SSSS was also in the differential diagnosis, but the absence of widespread desquamation involving flexural areas, lack of systemic symptoms, and the distribution limited to the face and hands made this diagnosis unlikely. SSSS, caused by an exotoxin from Staphylococcus aureus , targets desmoglein-1 and leads to superficial epidermal splitting. It is typically treated with systemic antibiotics such as cephalosporins or oxacillin.
DRESS was also briefly considered because it can present with facial swelling and skin peeling. However, the absence of fever, lymphadenopathy, and a history of recent medication exposure made this diagnosis unlikely as well.
The patient was ultimately treated with gentle skincare, including a nonfoaming cleanser, a thick, fragrance-free emollient, and a low-potency topical corticosteroid. No further systemic medications were needed, and she recovered well.
As pediatricians and dermatologists, we must be aware of the cultural and digital landscape influencing our patients. Many children and adolescents are following trends promoted by influencers who lack medical knowledge and often recommend products with ingredients far too aggressive for young skin. In a child with no underlying dermatologic history, these regimens can still cause harm, but in a child with atopic dermatitis, ichthyosis, or a compromised barrier for any reason, the effects can be much more severe.

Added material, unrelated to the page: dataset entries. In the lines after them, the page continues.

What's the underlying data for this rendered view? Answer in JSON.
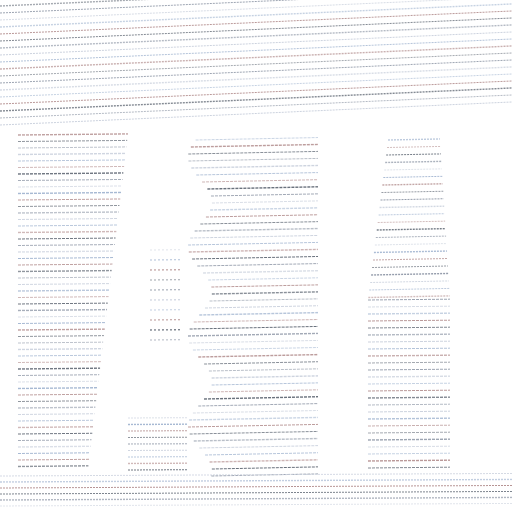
{
  "image": {
    "description_visible_text": "",
    "palette": {
      "background": "#ffffff",
      "ink_dark": "#5b6470",
      "ink_mid": "#8a93a3",
      "ink_light": "#c7cedb",
      "ink_blue": "#9fb3cf",
      "ink_red": "#b08a8a"
    }
  }
}
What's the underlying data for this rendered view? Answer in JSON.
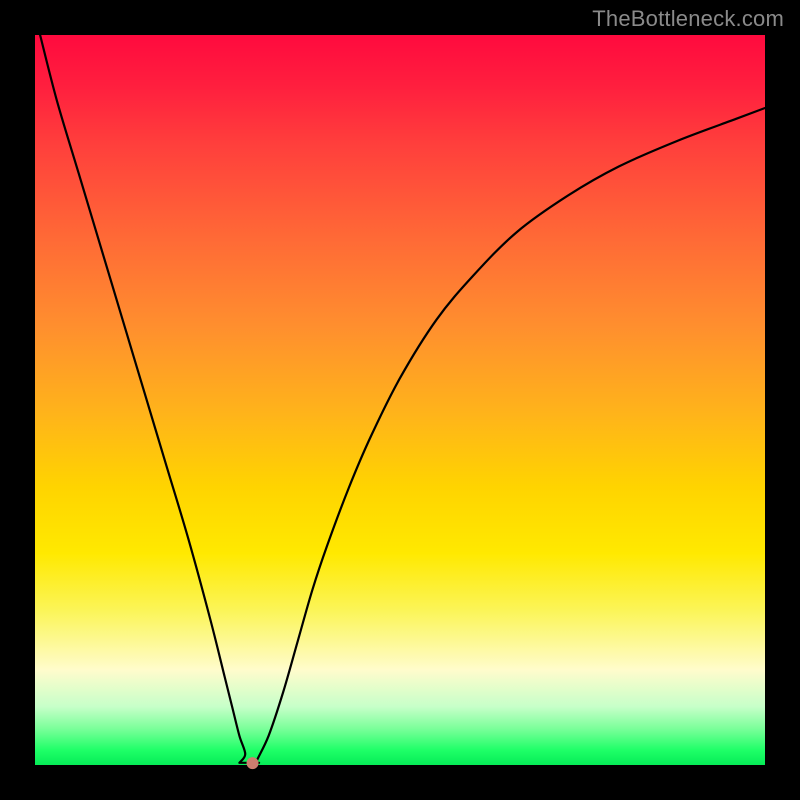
{
  "watermark": "TheBottleneck.com",
  "colors": {
    "background": "#000000",
    "gradient_stops": [
      {
        "pos": 0.0,
        "color": "#ff0a3e"
      },
      {
        "pos": 0.07,
        "color": "#ff1f3e"
      },
      {
        "pos": 0.15,
        "color": "#ff3f3c"
      },
      {
        "pos": 0.28,
        "color": "#ff6a36"
      },
      {
        "pos": 0.4,
        "color": "#ff8f2e"
      },
      {
        "pos": 0.52,
        "color": "#ffb41a"
      },
      {
        "pos": 0.62,
        "color": "#ffd400"
      },
      {
        "pos": 0.71,
        "color": "#ffe900"
      },
      {
        "pos": 0.79,
        "color": "#fbf55a"
      },
      {
        "pos": 0.87,
        "color": "#fffccc"
      },
      {
        "pos": 0.92,
        "color": "#c7ffc9"
      },
      {
        "pos": 0.95,
        "color": "#7bff9a"
      },
      {
        "pos": 0.98,
        "color": "#1eff67"
      },
      {
        "pos": 1.0,
        "color": "#06ec57"
      }
    ],
    "curve": "#000000",
    "marker": "#cd7e6f"
  },
  "chart_data": {
    "type": "line",
    "title": "",
    "xlabel": "",
    "ylabel": "",
    "xlim": [
      0,
      100
    ],
    "ylim": [
      0,
      100
    ],
    "grid": false,
    "series": [
      {
        "name": "bottleneck-curve",
        "x": [
          0.7,
          3,
          6,
          9,
          12,
          15,
          18,
          21,
          24,
          26,
          27,
          28,
          28.8,
          29.6,
          30.3,
          32,
          34,
          36,
          38,
          40,
          43,
          46,
          50,
          55,
          60,
          66,
          73,
          80,
          88,
          96,
          100
        ],
        "values": [
          100,
          91,
          81,
          71,
          61,
          51,
          41,
          31,
          20,
          12,
          8,
          4,
          1.5,
          0.4,
          0.4,
          4,
          10,
          17,
          24,
          30,
          38,
          45,
          53,
          61,
          67,
          73,
          78,
          82,
          85.5,
          88.5,
          90
        ]
      }
    ],
    "marker": {
      "x": 29.8,
      "y": 0.25
    },
    "flat_bottom": {
      "x_start": 28.0,
      "x_end": 30.7,
      "y": 0.3
    }
  }
}
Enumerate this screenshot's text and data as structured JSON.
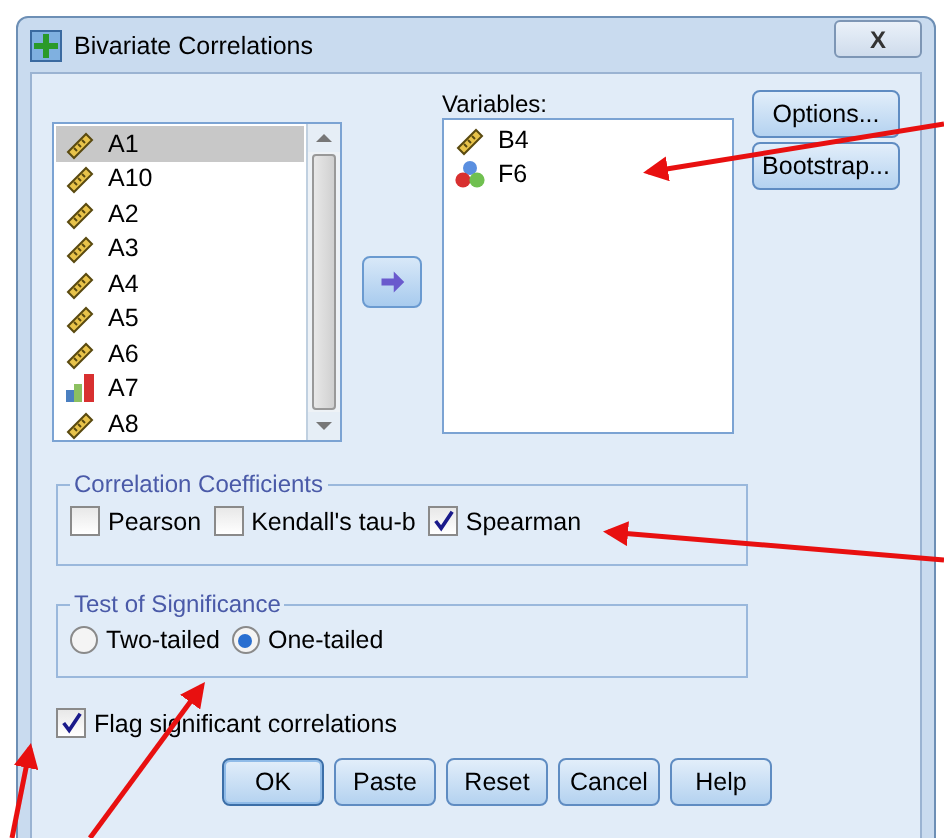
{
  "window": {
    "title": "Bivariate Correlations",
    "close": "X"
  },
  "source_list": {
    "items": [
      {
        "name": "A1",
        "kind": "scale",
        "selected": true
      },
      {
        "name": "A10",
        "kind": "scale",
        "selected": false
      },
      {
        "name": "A2",
        "kind": "scale",
        "selected": false
      },
      {
        "name": "A3",
        "kind": "scale",
        "selected": false
      },
      {
        "name": "A4",
        "kind": "scale",
        "selected": false
      },
      {
        "name": "A5",
        "kind": "scale",
        "selected": false
      },
      {
        "name": "A6",
        "kind": "scale",
        "selected": false
      },
      {
        "name": "A7",
        "kind": "ordinal",
        "selected": false
      },
      {
        "name": "A8",
        "kind": "scale",
        "selected": false
      }
    ]
  },
  "variables": {
    "label": "Variables:",
    "items": [
      {
        "name": "B4",
        "kind": "scale"
      },
      {
        "name": "F6",
        "kind": "nominal"
      }
    ]
  },
  "side_buttons": [
    "Options...",
    "Bootstrap..."
  ],
  "correlation_coefficients": {
    "title": "Correlation Coefficients",
    "options": [
      {
        "label": "Pearson",
        "checked": false
      },
      {
        "label": "Kendall's tau-b",
        "checked": false
      },
      {
        "label": "Spearman",
        "checked": true
      }
    ]
  },
  "test_of_significance": {
    "title": "Test of Significance",
    "options": [
      {
        "label": "Two-tailed",
        "selected": false
      },
      {
        "label": "One-tailed",
        "selected": true
      }
    ]
  },
  "flag_significant": {
    "label": "Flag significant correlations",
    "checked": true
  },
  "buttons": [
    "OK",
    "Paste",
    "Reset",
    "Cancel",
    "Help"
  ]
}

We need to take the time to talk to our patients and their parents about safe skincare. These conversations should be framed with empathy and respect. Many of these children are not trying to damage their skin but to belong, be accepted, or emulate what they see online. Instead of dismissing their interest, we should guide it. We can explain that they don't need wrinkle creams or exfoliating acids, and that good skincare at their age includes gentle cleansers, barrier-protecting moisturizers, and sunscreen — perhaps the best antiaging product of all. And in cases where skincare obsession becomes compulsive or distressing, referral to a mental health professional may be appropriate to evaluate for underlying concerns such as body dysmorphic disorder.
Ultimately, our role is to protect our patients — not just from pathogens and inflammation but also from the quiet damage that can come from misinformation, unrealistic beauty standards, and skin products that promise too much to people too young.